Best Of Bensonhurst: 10 Biggest News Stories Of 2014

Best Of Bensonhurst: 10 Biggest News Stories Of 2014
Source: Instagram/repdesign1946
Source: Instagram/repdesign1946

It’s been a crazy year for our little corner of Southern Brooklyn.

To ring in the new year, we looked at the analytics data for Bensonhurst Bean and rounded up the biggest stories of 2014 – and there were so many great ones to choose from. Predictably, some of our most popular articles were not pretty: prostitutes getting arrested, murder plots being uncovered, and shady politicians winning elections.

But there was also plenty of good news to report in 2014. We welcomed several great new businesses to Ceasar’s Bay and 86th Street, we tasted some of the best cannoli outside of Italy (spoiler: it’s a toss up between Villabate Alba and Cannoli Plus), and let’s not forget that adorable couple who tied the knot on the N train. Also deserving of an honorable mention was the (failed) police effort to capture the “Abe Lincoln graffiti artist,” who, in turn, captured the the hearts of our readers.

Since it was impossibly to choose the most interesting, exciting, and important stories of 2014, we decided to let the data speak for itself. These are the news stories that raked in the most page-views in 2014:

1. Twelve women were arrested, nine massage parlors shut down in prostitution bust.

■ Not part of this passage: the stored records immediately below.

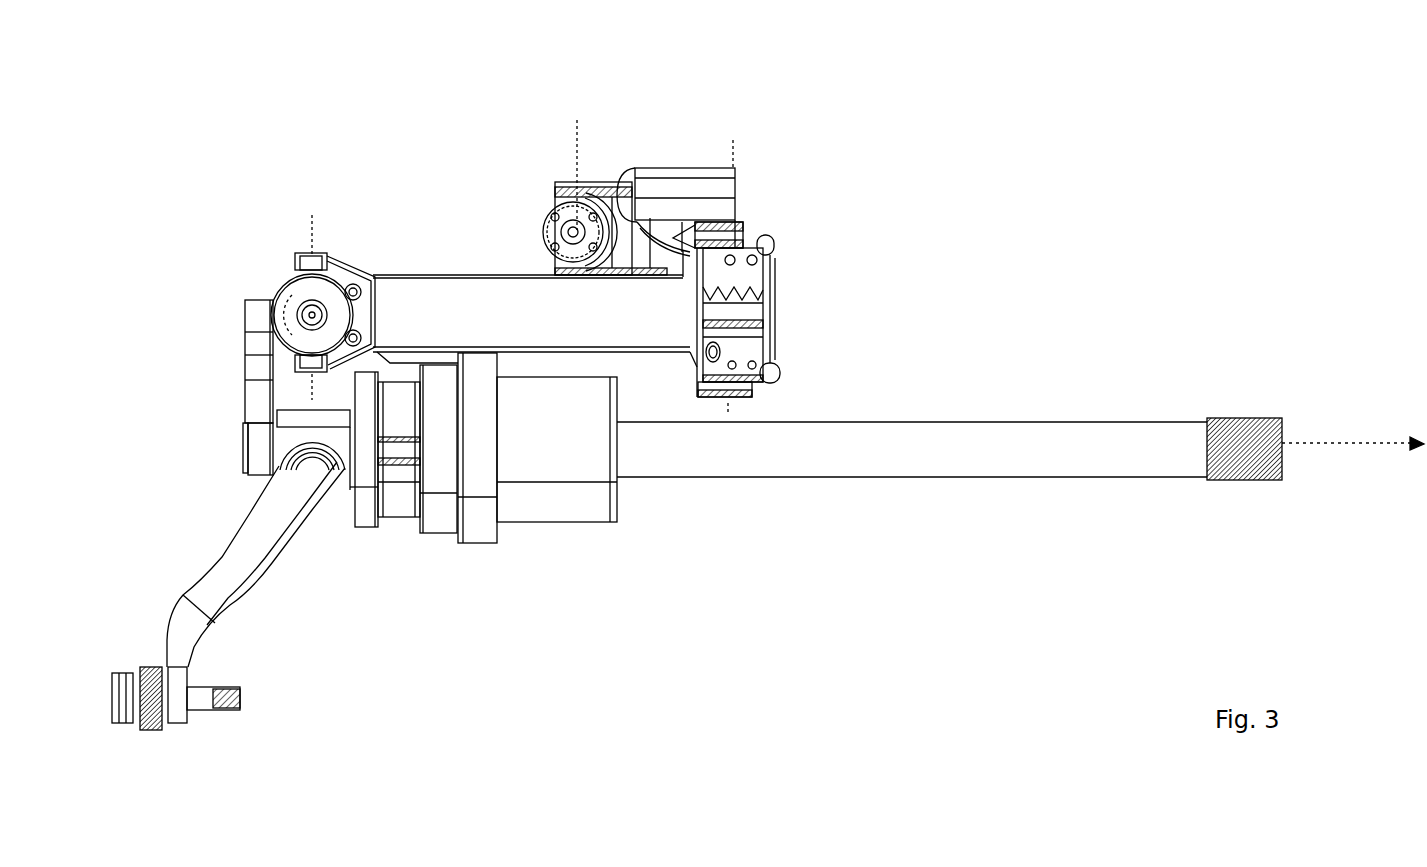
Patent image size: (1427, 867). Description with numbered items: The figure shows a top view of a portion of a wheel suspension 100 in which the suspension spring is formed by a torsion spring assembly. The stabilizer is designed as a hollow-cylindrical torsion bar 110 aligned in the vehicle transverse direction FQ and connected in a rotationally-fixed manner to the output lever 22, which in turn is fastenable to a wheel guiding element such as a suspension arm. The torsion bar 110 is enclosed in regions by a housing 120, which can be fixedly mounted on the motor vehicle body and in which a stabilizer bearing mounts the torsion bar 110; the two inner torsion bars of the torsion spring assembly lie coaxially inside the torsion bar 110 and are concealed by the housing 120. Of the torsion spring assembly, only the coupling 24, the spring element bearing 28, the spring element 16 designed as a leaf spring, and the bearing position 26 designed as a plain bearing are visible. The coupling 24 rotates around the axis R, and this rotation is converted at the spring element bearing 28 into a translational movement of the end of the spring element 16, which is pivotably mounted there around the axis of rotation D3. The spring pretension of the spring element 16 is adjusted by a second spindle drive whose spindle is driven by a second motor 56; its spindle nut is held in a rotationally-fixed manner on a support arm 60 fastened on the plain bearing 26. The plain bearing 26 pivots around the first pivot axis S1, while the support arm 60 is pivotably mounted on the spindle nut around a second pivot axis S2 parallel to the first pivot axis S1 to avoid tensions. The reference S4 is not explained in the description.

The wheel suspension 100 is at (240, 129).
The spring element 16 is at (481, 293).
The spring element bearing 28 is at (262, 265).
The axis of rotation D3 is at (312, 294).
The coupling 24 is at (245, 372).
The output lever 22 is at (245, 555).
The sensor S4 is at (548, 215).
The second pivot axis S2 is at (575, 130).
The support arm 60 is at (700, 197).
The second motor 56 is at (627, 197).
The first pivot axis S1 is at (733, 145).
The bearing position 26 is at (767, 343).
The housing 120 is at (547, 473).
The torsion bar 110 is at (848, 445).
The axis R is at (1312, 443).
The vehicle transverse direction FQ is at (1353, 432).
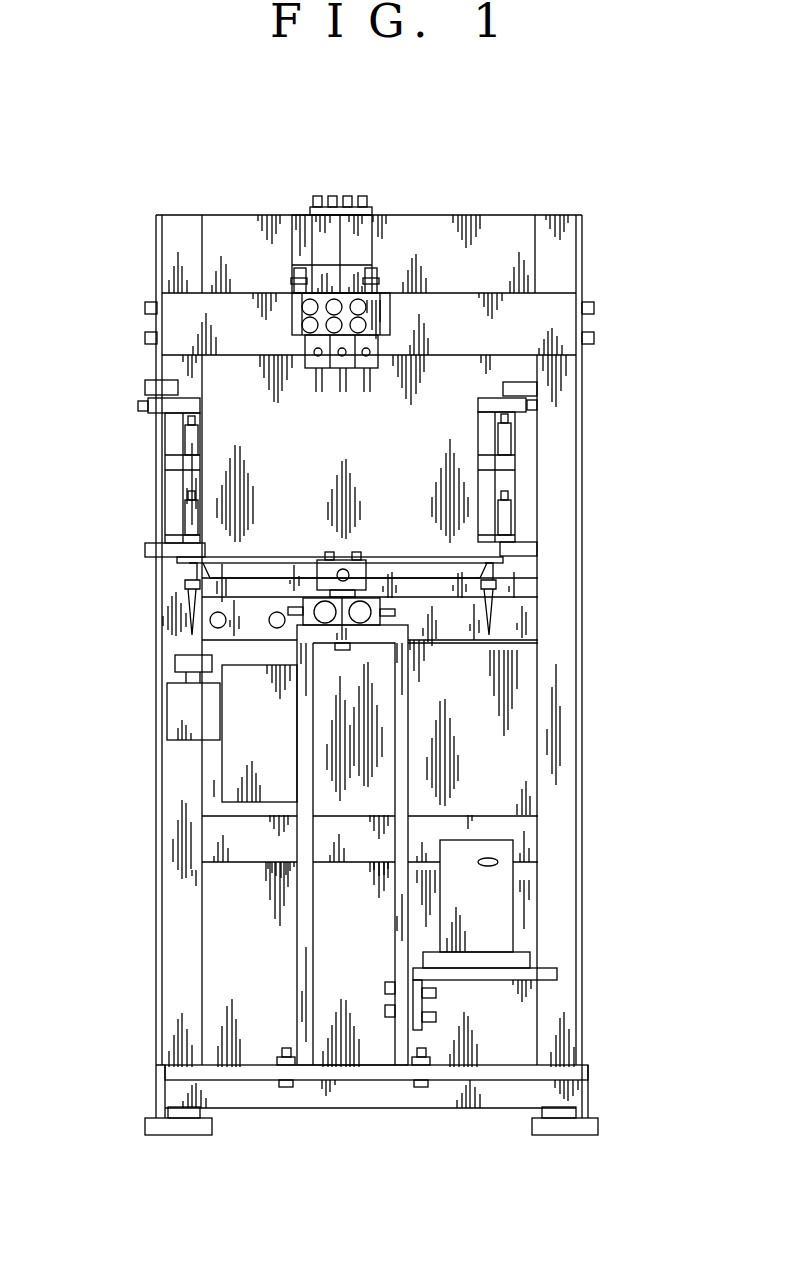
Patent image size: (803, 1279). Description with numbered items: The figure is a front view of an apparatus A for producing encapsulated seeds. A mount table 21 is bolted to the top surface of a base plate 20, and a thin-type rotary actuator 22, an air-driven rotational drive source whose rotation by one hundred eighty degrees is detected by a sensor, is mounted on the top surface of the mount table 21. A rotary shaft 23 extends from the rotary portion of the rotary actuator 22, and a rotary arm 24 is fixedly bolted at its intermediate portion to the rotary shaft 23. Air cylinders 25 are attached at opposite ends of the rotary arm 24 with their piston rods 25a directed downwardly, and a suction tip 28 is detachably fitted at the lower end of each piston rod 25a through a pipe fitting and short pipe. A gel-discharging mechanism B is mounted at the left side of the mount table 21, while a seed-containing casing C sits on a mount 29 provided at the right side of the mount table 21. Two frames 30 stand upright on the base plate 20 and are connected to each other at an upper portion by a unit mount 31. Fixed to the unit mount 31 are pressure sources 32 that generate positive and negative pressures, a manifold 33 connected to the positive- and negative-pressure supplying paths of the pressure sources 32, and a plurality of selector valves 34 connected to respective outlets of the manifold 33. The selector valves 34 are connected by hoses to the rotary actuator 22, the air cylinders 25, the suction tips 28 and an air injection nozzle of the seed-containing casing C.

The apparatus for producing encapsulated seeds A is at (642, 223).
The gel-discharging mechanism B is at (240, 770).
The seed-containing casing C is at (498, 890).
The base plate 20 is at (245, 1072).
The mount table 21 is at (303, 943).
The rotary actuator 22 is at (297, 613).
The rotary shaft 23 is at (320, 588).
The rotary arm 24 is at (250, 562).
The air cylinders 25 is at (190, 477).
The piston rods 25a is at (185, 583).
The suction tip 28 is at (492, 612).
The mount 29 is at (548, 983).
The frames 30 is at (567, 722).
The unit mount 31 is at (468, 312).
The pressure sources 32 is at (356, 240).
The manifold 33 is at (290, 305).
The selector valves 34 is at (290, 347).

2. A woman was found dead in a parked car in front of Villabate Alba.

3. An 86th Street Foot Locker employee was caught filming women in the bathroom.

4. A BJ’s Wholesale Club came to Ceasar’s Bay waterfront.

5. A convict offered an undercover cop $10,000 to kill the Gravesend bodega owner who testified against him.

6. Pole-wielding lunatic walked into Starbucks on 86th Street and smashed stranger’s laptop to bits.

7. A crook was caught on camera swiping packages before the holidays.

8. Chinese investors are planning a mall, hotel, and more at a development site on the Sunset Park-Dyker Heights border.

9. A Planet Fitness came to 86th Street.

10. Officer Wenjian Liu, a Gravesend native, had been married just three months before he was killed.